Die Nachrichtenwebsite Spiegel Online holt ihren Türkei-Korrespondenten Hasnain Kazim vorübergehend zurück nach Deutschland, nachdem dieser Morddrohungen erhalten hat. Das erklärte Florian Harms, der stellvertretende Chefredakteur, im Gespräch mit ZEIT ONLINE.

Kazim selbst sagte der Nachrichtenagentur dpa, er habe inzwischen rund 10.000 E-Mails, Tweets und Facebook-Nachrichten erhalten.
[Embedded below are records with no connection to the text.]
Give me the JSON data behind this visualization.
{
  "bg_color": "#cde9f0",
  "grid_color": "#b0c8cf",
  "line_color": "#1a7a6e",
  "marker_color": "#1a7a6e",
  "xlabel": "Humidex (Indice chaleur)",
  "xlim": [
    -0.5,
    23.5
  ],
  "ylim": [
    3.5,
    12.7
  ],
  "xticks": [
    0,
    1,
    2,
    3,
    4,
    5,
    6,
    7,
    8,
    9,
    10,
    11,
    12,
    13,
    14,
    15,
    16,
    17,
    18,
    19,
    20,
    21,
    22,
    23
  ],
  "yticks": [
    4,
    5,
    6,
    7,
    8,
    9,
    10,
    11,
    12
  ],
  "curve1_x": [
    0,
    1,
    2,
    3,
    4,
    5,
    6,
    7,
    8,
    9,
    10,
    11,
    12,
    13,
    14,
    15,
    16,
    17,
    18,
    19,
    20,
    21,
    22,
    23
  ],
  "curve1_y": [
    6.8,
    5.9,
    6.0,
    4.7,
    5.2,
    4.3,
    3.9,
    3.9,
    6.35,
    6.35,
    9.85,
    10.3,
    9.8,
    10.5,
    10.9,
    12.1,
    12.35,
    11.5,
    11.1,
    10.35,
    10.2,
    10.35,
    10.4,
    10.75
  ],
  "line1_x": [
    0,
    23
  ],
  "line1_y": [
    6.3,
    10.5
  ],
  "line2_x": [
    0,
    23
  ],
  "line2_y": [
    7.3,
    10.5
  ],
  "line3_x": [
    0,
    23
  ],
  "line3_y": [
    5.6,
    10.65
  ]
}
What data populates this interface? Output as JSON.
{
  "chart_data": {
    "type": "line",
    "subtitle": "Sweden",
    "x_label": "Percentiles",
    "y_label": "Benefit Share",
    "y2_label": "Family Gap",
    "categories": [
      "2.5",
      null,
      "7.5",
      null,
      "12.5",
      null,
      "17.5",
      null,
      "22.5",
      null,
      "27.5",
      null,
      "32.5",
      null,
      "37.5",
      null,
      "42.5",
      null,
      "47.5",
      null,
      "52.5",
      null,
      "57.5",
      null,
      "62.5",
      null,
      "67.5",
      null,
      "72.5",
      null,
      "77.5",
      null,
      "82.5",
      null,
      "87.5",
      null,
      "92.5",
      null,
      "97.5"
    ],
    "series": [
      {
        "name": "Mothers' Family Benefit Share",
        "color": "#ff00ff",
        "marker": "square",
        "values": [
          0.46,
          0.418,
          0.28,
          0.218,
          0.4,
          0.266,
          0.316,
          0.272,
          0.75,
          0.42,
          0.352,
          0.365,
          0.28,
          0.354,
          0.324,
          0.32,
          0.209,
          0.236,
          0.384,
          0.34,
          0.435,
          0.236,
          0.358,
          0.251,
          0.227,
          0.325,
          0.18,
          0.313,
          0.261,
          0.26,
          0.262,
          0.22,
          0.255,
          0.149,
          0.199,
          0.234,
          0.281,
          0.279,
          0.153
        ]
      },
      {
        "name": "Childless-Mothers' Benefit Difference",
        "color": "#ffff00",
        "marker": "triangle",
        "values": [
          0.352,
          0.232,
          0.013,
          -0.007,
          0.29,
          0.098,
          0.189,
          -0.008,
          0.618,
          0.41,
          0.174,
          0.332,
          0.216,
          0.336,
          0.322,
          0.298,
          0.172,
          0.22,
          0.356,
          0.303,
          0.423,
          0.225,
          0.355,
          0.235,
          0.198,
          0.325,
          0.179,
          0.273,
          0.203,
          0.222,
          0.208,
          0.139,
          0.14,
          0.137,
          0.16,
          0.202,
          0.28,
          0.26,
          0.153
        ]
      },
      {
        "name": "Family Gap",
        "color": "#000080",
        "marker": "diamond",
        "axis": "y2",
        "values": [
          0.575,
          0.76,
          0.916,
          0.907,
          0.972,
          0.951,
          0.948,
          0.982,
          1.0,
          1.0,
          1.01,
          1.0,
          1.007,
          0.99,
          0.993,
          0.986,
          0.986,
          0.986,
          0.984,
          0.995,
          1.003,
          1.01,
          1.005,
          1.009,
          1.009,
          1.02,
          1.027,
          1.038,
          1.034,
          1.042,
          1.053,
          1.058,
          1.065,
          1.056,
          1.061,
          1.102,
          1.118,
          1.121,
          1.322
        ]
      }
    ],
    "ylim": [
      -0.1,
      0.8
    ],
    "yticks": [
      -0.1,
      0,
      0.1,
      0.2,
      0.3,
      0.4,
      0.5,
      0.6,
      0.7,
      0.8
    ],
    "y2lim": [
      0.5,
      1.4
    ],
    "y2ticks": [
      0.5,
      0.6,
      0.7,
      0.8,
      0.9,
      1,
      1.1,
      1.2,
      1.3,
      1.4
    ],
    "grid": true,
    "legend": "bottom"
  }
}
Darunter seien Drohungen wie "Wenn wir Dich auf der Straße sehen, schneiden wir Dir die Kehle durch". In anderen Nachrichten werde er als "jüdischer Feind" Erdoğans beschimpft, außerdem werde sein Foto verbreitet.

Kazim hatte nach dem Grubenunglück in Soma über die Proteste gegen den türkischen Ministerpräsidenten Erdoğan berichtet. Ein Artikel von ihm trug die Überschrift "Scher dich zum Teufel, Erdoğan!" – ein Zitat eines Grubenarbeiters. Anhänger Erdoğans und regierungsnahe Medien verbreiteten daraufhin, Spiegel Online selbst habe Erdoğan zum Teufel gewünscht.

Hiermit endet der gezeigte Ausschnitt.